Humans fear robots that look like them, according to professionals working in the field of robotics. GWS Robotics creative director David Graves, Alan Winfield, professor of robot ethics at the University of the West of England, and Joanna Bryson, associate professor in the department of computer science at the University of Bath, are among those who believe anthropomorphic bots spark fear -as well as fascination.
David, a Cambridge University graduate who has worked for multinational businesses, said: “There are many science fiction dramas where robots look like humans then take over the world. It plays into our fear that robots which are indistinguishable from humans are dangerous.”
GWS Robotics has invested in a humanoid robot called Pepper, which can be customised to individual business needs. While cute and somewhat childlike, it is clearly a robot.
Japanese researcher Masahiro Mori’s “uncanny valley” theory, which he developed in the 1970s, states that we react positively to robots if they have physical features familiar to us -but they disturb us if they start looking too much like us.
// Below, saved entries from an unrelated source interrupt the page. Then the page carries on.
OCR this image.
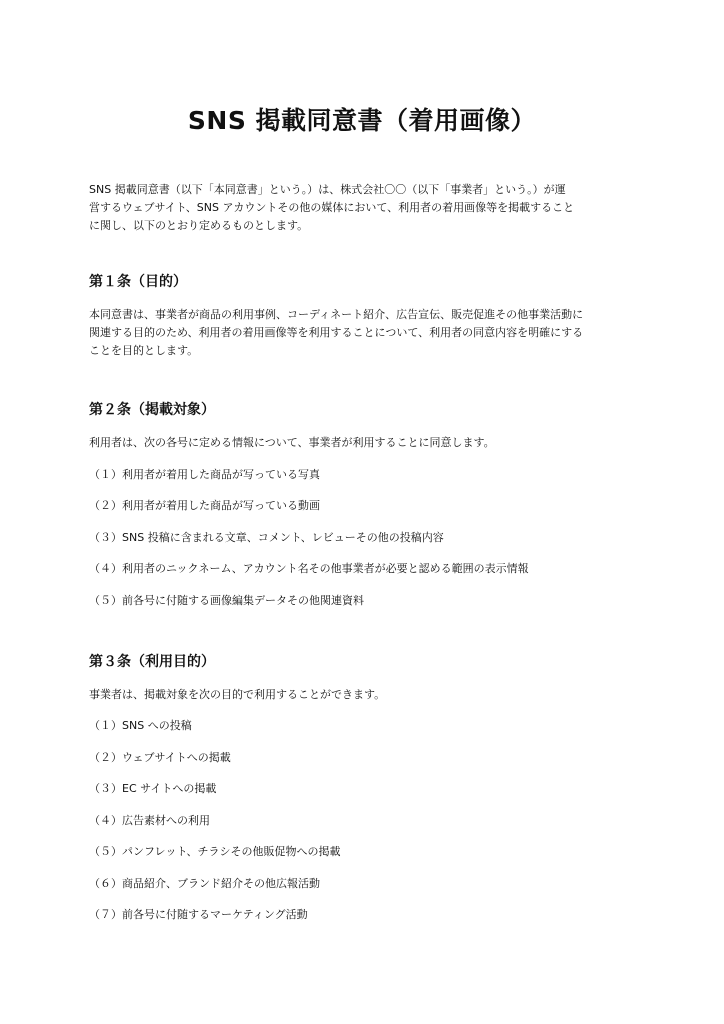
SNS 掲載同意書（着用画像）
SNS 掲載同意書（以下「本同意書」という。）は、株式会社〇〇（以下「事業者」という。）が運
営するウェブサイト、SNS アカウントその他の媒体において、利用者の着用画像等を掲載すること
に関し、以下のとおり定めるものとします。
第１条（目的）
本同意書は、事業者が商品の利用事例、コーディネート紹介、広告宣伝、販売促進その他事業活動に
関連する目的のため、利用者の着用画像等を利用することについて、利用者の同意内容を明確にする
ことを目的とします。
第２条（掲載対象）
利用者は、次の各号に定める情報について、事業者が利用することに同意します。
（１）利用者が着用した商品が写っている写真
（２）利用者が着用した商品が写っている動画
（３）SNS 投稿に含まれる文章、コメント、レビューその他の投稿内容
（４）利用者のニックネーム、アカウント名その他事業者が必要と認める範囲の表示情報
（５）前各号に付随する画像編集データその他関連資料
第３条（利用目的）
事業者は、掲載対象を次の目的で利用することができます。
（１）SNS への投稿
（２）ウェブサイトへの掲載
（３）EC サイトへの掲載
（４）広告素材への利用
（５）パンフレット、チラシその他販促物への掲載
（６）商品紹介、ブランド紹介その他広報活動
（７）前各号に付随するマーケティング活動
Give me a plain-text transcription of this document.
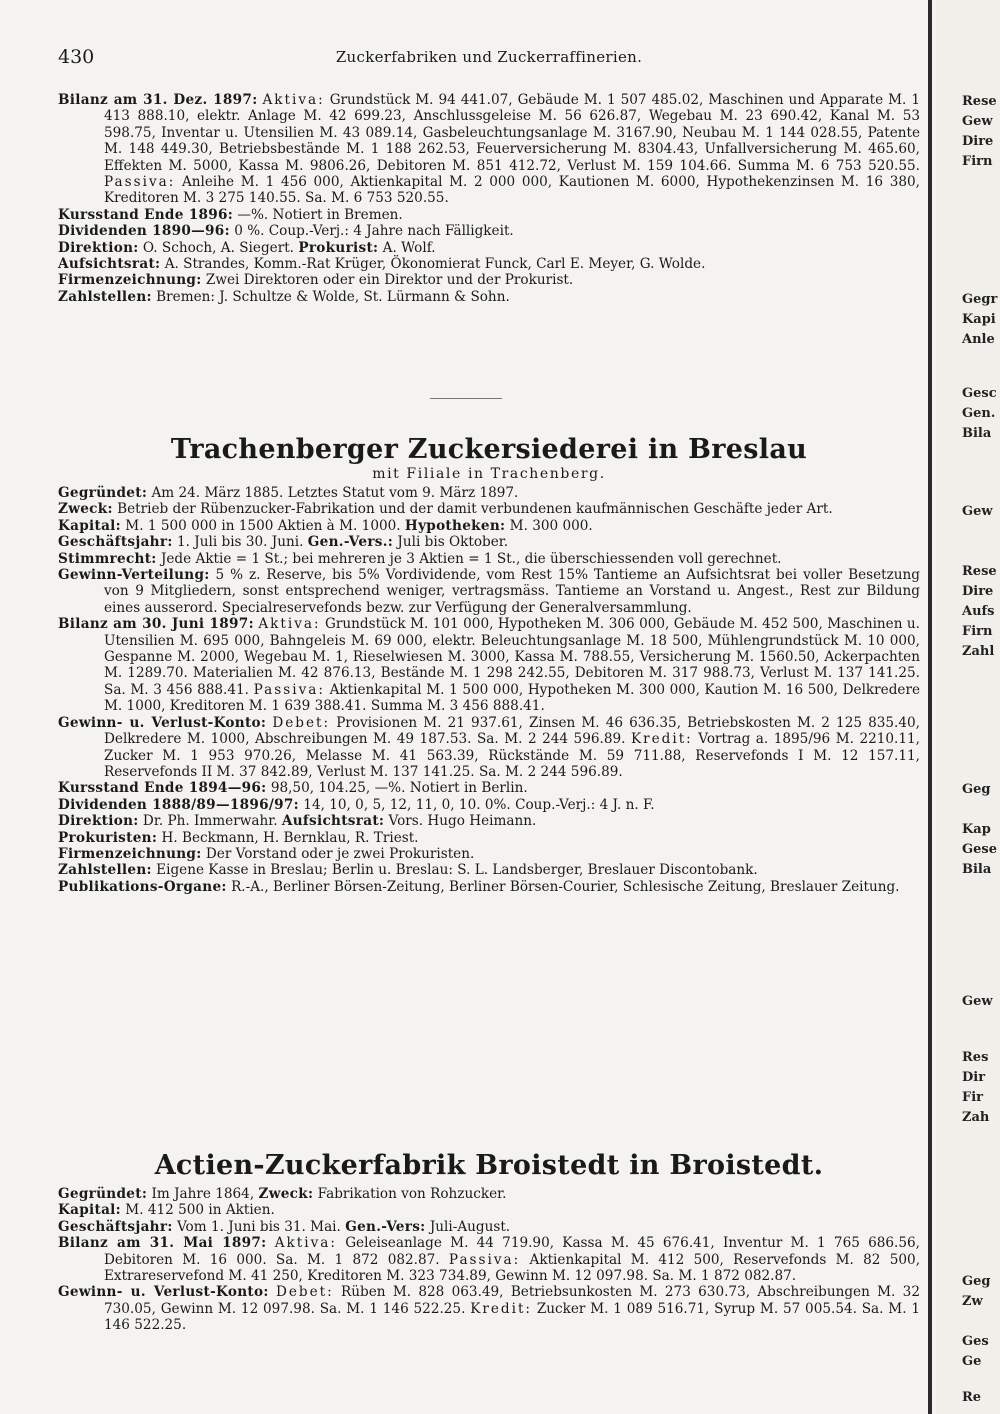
430	Zuckerfabriken und Zuckerraffinerien.

Bilanz am 31. Dez. 1897: Aktiva: Grundstück M. 94 441.07, Gebäude M. 1 507 485.02, Maschinen und Apparate M. 1 413 888.10, elektr. Anlage M. 42 699.23, Anschlussgeleise M. 56 626.87, Wegebau M. 23 690.42, Kanal M. 53 598.75, Inventar u. Utensilien M. 43 089.14, Gasbeleuchtungsanlage M. 3167.90, Neubau M. 1 144 028.55, Patente M. 148 449.30, Betriebsbestände M. 1 188 262.53, Feuerversicherung M. 8304.43, Unfallversicherung M. 465.60, Effekten M. 5000, Kassa M. 9806.26, Debitoren M. 851 412.72, Verlust M. 159 104.66. Summa M. 6 753 520.55. Passiva: Anleihe M. 1 456 000, Aktienkapital M. 2 000 000, Kautionen M. 6000, Hypothekenzinsen M. 16 380, Kreditoren M. 3 275 140.55. Sa. M. 6 753 520.55.

Kursstand Ende 1896: —%. Notiert in Bremen.

Dividenden 1890—96: 0 %. Coup.-Verj.: 4 Jahre nach Fälligkeit.

Direktion: O. Schoch, A. Siegert. Prokurist: A. Wolf.

Aufsichtsrat: A. Strandes, Komm.-Rat Krüger, Ökonomierat Funck, Carl E. Meyer, G. Wolde.

Firmenzeichnung: Zwei Direktoren oder ein Direktor und der Prokurist.

Zahlstellen: Bremen: J. Schultze & Wolde, St. Lürmann & Sohn.

Trachenberger Zuckersiederei in Breslau
mit Filiale in Trachenberg.

Gegründet: Am 24. März 1885. Letztes Statut vom 9. März 1897.

Zweck: Betrieb der Rübenzucker-Fabrikation und der damit verbundenen kaufmännischen Geschäfte jeder Art.

Kapital: M. 1 500 000 in 1500 Aktien à M. 1000. Hypotheken: M. 300 000.

Geschäftsjahr: 1. Juli bis 30. Juni. Gen.-Vers.: Juli bis Oktober.

Stimmrecht: Jede Aktie = 1 St.; bei mehreren je 3 Aktien = 1 St., die überschiessenden voll gerechnet.

Gewinn-Verteilung: 5 % z. Reserve, bis 5% Vordividende, vom Rest 15% Tantieme an Aufsichtsrat bei voller Besetzung von 9 Mitgliedern, sonst entsprechend weniger, vertragsmäss. Tantieme an Vorstand u. Angest., Rest zur Bildung eines ausserord. Specialreservefonds bezw. zur Verfügung der Generalversammlung.

Bilanz am 30. Juni 1897: Aktiva: Grundstück M. 101 000, Hypotheken M. 306 000, Gebäude M. 452 500, Maschinen u. Utensilien M. 695 000, Bahngeleis M. 69 000, elektr. Beleuchtungsanlage M. 18 500, Mühlengrundstück M. 10 000, Gespanne M. 2000, Wegebau M. 1, Rieselwiesen M. 3000, Kassa M. 788.55, Versicherung M. 1560.50, Ackerpachten M. 1289.70. Materialien M. 42 876.13, Bestände M. 1 298 242.55, Debitoren M. 317 988.73, Verlust M. 137 141.25. Sa. M. 3 456 888.41. Passiva: Aktienkapital M. 1 500 000, Hypotheken M. 300 000, Kaution M. 16 500, Delkredere M. 1000, Kreditoren M. 1 639 388.41. Summa M. 3 456 888.41.

Gewinn- u. Verlust-Konto: Debet: Provisionen M. 21 937.61, Zinsen M. 46 636.35, Betriebskosten M. 2 125 835.40, Delkredere M. 1000, Abschreibungen M. 49 187.53. Sa. M. 2 244 596.89. Kredit: Vortrag a. 1895/96 M. 2210.11, Zucker M. 1 953 970.26, Melasse M. 41 563.39, Rückstände M. 59 711.88, Reservefonds I M. 12 157.11, Reservefonds II M. 37 842.89, Verlust M. 137 141.25. Sa. M. 2 244 596.89.

Kursstand Ende 1894—96: 98,50, 104.25, —%. Notiert in Berlin.

Dividenden 1888/89—1896/97: 14, 10, 0, 5, 12, 11, 0, 10. 0%. Coup.-Verj.: 4 J. n. F.

Direktion: Dr. Ph. Immerwahr. Aufsichtsrat: Vors. Hugo Heimann.

Prokuristen: H. Beckmann, H. Bernklau, R. Triest.

Firmenzeichnung: Der Vorstand oder je zwei Prokuristen.

Zahlstellen: Eigene Kasse in Breslau; Berlin u. Breslau: S. L. Landsberger, Breslauer Discontobank.

Publikations-Organe: R.-A., Berliner Börsen-Zeitung, Berliner Börsen-Courier, Schlesische Zeitung, Breslauer Zeitung.

Actien-Zuckerfabrik Broistedt in Broistedt.

Gegründet: Im Jahre 1864, Zweck: Fabrikation von Rohzucker.

Kapital: M. 412 500 in Aktien.

Geschäftsjahr: Vom 1. Juni bis 31. Mai. Gen.-Vers: Juli-August.

Bilanz am 31. Mai 1897: Aktiva: Geleiseanlage M. 44 719.90, Kassa M. 45 676.41, Inventur M. 1 765 686.56, Debitoren M. 16 000. Sa. M. 1 872 082.87. Passiva: Aktienkapital M. 412 500, Reservefonds M. 82 500, Extrareservefond M. 41 250, Kreditoren M. 323 734.89, Gewinn M. 12 097.98. Sa. M. 1 872 082.87.

Gewinn- u. Verlust-Konto: Debet: Rüben M. 828 063.49, Betriebsunkosten M. 273 630.73, Abschreibungen M. 32 730.05, Gewinn M. 12 097.98. Sa. M. 1 146 522.25. Kredit: Zucker M. 1 089 516.71, Syrup M. 57 005.54. Sa. M. 1 146 522.25.

Rese
Gew
Dire
Firn
Gegr
Kapi
Anle
Gesc
Gen.
Bila
Gew
Rese
Dire
Aufs
Firn
Zahl
Geg
Kap
Gese
Bila
Gew
Res
Dir
Fir
Zah
Geg
Zw
Ges
Ge
Re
Professor Winfield said: “Robots are no more alive than your toaster. If people are led to think otherwise, they might become afraid of robots and could be exploited by unscrupulous manufacturers.”
But creators of human-like robots such as David Hanson, of Hanson Robotics, who have developed Sophia, argue human-like robots are an exploration of humanity. Sophia is the first robot to be granted (honorary) citizenship (by Saudi Arabia).
Professor Bryson has observed that some people are defending Sophia’s human rights, even though it is a robot.
She said: “Robots are simply not people. They are made and bought by humans, who are the responsible agents.”